Routes define which outbound requests cordon intercepts and what credentials to inject. Each route matches on a destination hostname and specifies an auth type.
Route structure
[[routes]]
name = "stripe"
[routes.match]
host = "api.stripe.com"
[routes.auth]
type = "bearer"
[routes.auth.secret]
source = "1password"
vault = "Engineering"
item = "Stripe API Key"
field = "secret_key"
| Field | Type | Required | Description |
|---|
name | string | Yes | Identifier for the route (used in logs). |
match.host | string | Yes | Hostname to match (case-insensitive). |
auth.type | string | Yes | bearer, basic, or api_key. |
auth.username | string | basic only | Username for HTTP Basic authentication. |
auth.header_name | string | api_key only | Custom header name for API key injection. |
auth.secret | object | Yes | Secret source reference. See Secret Sources. |
Auth types
Bearer token
Injects an Authorization: Bearer <secret> header.
[routes.auth]
type = "bearer"
[routes.auth.secret]
source = "1password"
vault = "Engineering"
item = "Stripe API Key"
field = "secret_key"
Basic auth
Injects an Authorization: Basic <base64(username:secret)> header.
[routes.auth]
type = "basic"
username = "myuser"
[routes.auth.secret]
source = "keyring"
account = "my-basic-cred"
Injects a custom header with the secret value.
[routes.auth]
type = "api_key"
header_name = "X-Api-Key"
[routes.auth.secret]
source = "keyring"
account = "example-api-key"
How matching works
- Cordon matches on the hostname of the outbound request (case-insensitive)

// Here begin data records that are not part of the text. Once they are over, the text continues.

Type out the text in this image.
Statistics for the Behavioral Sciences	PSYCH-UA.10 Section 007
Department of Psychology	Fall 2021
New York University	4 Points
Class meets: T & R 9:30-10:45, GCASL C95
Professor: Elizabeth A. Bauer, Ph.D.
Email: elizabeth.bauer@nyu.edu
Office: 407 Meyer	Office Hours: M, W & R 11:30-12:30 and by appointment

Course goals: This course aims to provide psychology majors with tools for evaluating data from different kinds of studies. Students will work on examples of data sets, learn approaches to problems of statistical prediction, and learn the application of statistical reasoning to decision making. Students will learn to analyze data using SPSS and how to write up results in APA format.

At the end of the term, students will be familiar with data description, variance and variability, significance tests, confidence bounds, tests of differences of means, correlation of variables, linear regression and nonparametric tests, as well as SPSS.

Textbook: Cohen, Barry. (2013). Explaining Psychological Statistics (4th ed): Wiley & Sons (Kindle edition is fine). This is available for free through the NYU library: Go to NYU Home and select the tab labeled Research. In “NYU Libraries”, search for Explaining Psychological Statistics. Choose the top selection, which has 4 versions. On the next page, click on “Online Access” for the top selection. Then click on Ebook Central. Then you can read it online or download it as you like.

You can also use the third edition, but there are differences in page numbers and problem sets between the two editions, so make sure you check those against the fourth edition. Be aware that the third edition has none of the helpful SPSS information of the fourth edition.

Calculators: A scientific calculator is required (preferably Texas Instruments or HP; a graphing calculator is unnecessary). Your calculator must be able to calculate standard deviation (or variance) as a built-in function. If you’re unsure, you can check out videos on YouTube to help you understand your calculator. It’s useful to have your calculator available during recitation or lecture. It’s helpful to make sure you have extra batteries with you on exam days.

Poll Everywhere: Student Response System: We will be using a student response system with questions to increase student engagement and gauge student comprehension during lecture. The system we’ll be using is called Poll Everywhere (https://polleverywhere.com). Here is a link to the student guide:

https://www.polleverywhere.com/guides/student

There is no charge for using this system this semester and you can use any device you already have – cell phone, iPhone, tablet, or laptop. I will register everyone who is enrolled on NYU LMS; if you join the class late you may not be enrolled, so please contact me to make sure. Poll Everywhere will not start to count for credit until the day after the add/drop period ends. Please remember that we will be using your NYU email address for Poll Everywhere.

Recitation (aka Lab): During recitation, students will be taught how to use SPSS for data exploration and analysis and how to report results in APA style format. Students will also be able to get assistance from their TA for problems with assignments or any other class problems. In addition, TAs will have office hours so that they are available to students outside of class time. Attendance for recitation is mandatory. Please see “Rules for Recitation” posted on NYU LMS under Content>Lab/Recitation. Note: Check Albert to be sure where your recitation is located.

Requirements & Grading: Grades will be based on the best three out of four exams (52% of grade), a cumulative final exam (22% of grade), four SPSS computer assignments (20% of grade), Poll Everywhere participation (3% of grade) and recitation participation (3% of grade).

- For matched routes, cordon strips any existing auth header and replaces it with the real credential
- Unmatched requests are forwarded without modification
- Routes are evaluated in order; the first match wins
Auth stripping is unconditional for matched routes. If your application sends Authorization: Bearer placeholder, cordon removes it and injects the real token. This is by design — it prevents accidental credential leakage if the application has a real token.
Multiple routes
You can configure multiple routes for different APIs:
[[routes]]
name = "anthropic"
[routes.match]
host = "api.anthropic.com"
[routes.auth]
type = "bearer"
[routes.auth.secret]
source = "1password"
vault = "Engineering"
item = "Anthropic API Key"
field = "credential"
[[routes]]
name = "openai"
[routes.match]
host = "api.openai.com"
[routes.auth]
type = "bearer"
[routes.auth.secret]
source = "1password"
vault = "Engineering"
item = "OpenAI API Key"
field = "credential"
[[routes]]
name = "stripe"
[routes.match]
host = "api.stripe.com"
[routes.auth]
type = "bearer"
[routes.auth.secret]
source = "1password"
vault = "Engineering"
item = "Stripe API Key"
field = "secret_key"
PostgreSQL services
For database connections, cordon can inject credentials at the wire protocol level using TCP services instead of HTTP routes:
[[services]]
name = "prod-db"
listen = 15432
upstream = "db.prod.example.com:5432"
protocol = "postgres"
[services.auth]
type = "password"
username = "app_user"
[services.auth.secret]
source = "1password"
vault = "Engineering"
item = "Postgres Prod"
field = "password"
Connect your application to localhost:15432 instead of the upstream database. Cordon injects the password during the PostgreSQL authentication handshake.